A strong digital strategy requires marketing, sales and service to row in the same direction towards an overall goal. Everyone must be onboard if you want to drive revenue.
The pre-digital strategy work requires visibility across the entire customer lifecycle. Most companies have built their tech stack around customer acquisition data, but you need to also collect data about the touchpoint that occur post-sales in addition to what occurs during the lead management process or buyers journey. This can often result in masses of data, and expanding the scope of the data can be challenging.
Data may well be spread across multiple systems, including your accounting system, ticketing system, eCommerce platform, marketing automation platform, CRM and more. With the more sources of data you have the harder it is to access and analyse all the information available. The payoff however, is worth the effort because customer data analysis can help you understand the current state of your business and make informed decisions around how you should operate in order to scale.
Before you get the white board pen out and start defining your digital strategy, here are five areas to consider when analysing your customer data.
1. Who are our customers?
There’s a difference between determining your ideal customer profile and identifying the profile of your actual customer base.
Does the theory align with reality? Do the firmographic characteristics of your customer base align with your ICPs? Are there commonalities among your customers that should be added to your ICPs?
2. Who are our best customers?
Who are we best at acquiring, best at retaining and best at expanding? Why do customers stay with you? What causes customers to expand?
If you’re not acquiring who you retain the best, high churn rates can make it difficult for your company to scale. Additionally, just because a customer is being retained doesn’t mean they’re expanding.
3. Who are my customer cohorts?
Breaking your customers into segments based on shared characteristics in order to understand behavioural patterns.
How do your customer groups differ based on when, where or how they were acquired? Are your trends improving or decreasing? It may also be worth your time reviewing the data over time periods to look for seasonality across cohort groups.
4. Who’s just trying us out, and who are our fans?
Are your churn numbers being overinflated by trials? If you have a freemium model or see people frequently paying for short engagements in order to try out your product or service, you should consider what your definition of a customer actually should be.
What level of contract or feature usage indicates someone’s a customer? When are users expanding? Does expansion happen on different timelines for different company sizes?
What causes someone to become an fan? Look for leading indicators from your fan base you can track and nurture?
5. How did my customers become customers?
Identify the channels your customers coming through. What messaging worked best? Which marketing assets are most commonly being leveraged during the buying process?

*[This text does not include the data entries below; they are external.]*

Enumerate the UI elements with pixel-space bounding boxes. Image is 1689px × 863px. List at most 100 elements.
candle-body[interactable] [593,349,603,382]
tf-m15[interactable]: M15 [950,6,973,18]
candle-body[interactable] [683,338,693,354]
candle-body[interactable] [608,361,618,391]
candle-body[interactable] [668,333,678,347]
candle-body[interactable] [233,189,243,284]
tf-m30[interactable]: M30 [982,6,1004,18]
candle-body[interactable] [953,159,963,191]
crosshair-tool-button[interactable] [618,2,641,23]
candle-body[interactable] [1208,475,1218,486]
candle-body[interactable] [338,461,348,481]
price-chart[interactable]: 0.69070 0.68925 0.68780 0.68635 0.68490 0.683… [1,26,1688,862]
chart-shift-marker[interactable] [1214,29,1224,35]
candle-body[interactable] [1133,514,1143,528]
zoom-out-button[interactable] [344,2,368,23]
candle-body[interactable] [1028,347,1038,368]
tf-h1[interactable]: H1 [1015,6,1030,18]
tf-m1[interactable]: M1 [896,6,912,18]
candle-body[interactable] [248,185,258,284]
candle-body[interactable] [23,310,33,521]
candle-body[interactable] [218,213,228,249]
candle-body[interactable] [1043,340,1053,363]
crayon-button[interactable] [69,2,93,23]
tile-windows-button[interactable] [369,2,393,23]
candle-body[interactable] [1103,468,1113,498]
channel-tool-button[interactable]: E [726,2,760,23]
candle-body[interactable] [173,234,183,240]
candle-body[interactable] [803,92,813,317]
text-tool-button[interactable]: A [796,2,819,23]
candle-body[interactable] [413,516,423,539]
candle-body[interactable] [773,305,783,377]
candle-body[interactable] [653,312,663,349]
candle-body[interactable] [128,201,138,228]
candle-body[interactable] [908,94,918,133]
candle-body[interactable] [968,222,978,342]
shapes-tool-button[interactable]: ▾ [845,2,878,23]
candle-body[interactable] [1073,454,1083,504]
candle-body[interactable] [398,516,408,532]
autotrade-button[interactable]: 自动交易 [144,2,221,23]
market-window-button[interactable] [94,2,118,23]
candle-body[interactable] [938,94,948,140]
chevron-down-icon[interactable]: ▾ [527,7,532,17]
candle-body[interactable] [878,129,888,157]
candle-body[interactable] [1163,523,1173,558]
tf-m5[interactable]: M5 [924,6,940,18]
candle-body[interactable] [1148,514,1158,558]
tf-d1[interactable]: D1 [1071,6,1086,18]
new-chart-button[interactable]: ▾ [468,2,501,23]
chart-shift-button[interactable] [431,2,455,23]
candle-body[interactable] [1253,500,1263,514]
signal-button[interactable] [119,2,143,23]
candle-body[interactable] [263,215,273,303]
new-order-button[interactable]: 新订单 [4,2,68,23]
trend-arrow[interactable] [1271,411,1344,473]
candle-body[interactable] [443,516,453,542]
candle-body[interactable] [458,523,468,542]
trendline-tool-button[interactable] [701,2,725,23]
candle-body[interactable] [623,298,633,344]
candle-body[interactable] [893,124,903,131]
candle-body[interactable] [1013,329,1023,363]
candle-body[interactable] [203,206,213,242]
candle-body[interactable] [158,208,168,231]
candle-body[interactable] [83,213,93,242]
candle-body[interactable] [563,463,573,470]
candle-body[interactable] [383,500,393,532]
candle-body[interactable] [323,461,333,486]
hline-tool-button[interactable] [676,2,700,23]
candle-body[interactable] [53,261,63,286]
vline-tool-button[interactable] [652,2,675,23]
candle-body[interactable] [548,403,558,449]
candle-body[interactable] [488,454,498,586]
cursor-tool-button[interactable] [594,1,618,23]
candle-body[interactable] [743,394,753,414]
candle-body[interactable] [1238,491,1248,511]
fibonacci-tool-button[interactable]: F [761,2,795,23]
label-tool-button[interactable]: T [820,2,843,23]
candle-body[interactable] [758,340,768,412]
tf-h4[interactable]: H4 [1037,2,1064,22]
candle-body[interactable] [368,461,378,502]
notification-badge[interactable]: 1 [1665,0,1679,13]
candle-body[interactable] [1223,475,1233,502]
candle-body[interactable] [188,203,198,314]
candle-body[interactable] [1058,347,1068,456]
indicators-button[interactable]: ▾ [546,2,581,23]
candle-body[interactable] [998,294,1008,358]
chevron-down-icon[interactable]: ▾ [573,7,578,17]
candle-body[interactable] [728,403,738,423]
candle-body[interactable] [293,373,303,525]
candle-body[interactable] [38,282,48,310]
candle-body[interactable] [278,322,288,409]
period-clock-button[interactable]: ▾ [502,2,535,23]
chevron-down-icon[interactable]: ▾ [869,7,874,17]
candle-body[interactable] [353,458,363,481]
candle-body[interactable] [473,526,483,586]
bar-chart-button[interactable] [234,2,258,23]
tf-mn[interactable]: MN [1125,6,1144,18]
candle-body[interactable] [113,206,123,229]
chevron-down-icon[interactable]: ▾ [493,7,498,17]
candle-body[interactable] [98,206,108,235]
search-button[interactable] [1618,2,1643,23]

In terms of the ratio between customer acquisition cost and customer lifetime value, which channels are most effective? Do you have channels or campaigns bringing in disproportionate numbers of unqualified leads or poor-fit customers?
The point to all of this.
You can’t determine what actions should take without understanding the current state of your customer experiences. And, you can’t make an informed decision without first understanding the impact that decisions could have on your revenue aspiration. While often challenging, customer data analytics help you understand the needs of your customers and in doing so, help you to answer the three most important strategic questions.
Who the hell am I? Why should anyone care? Why should anyone believe you.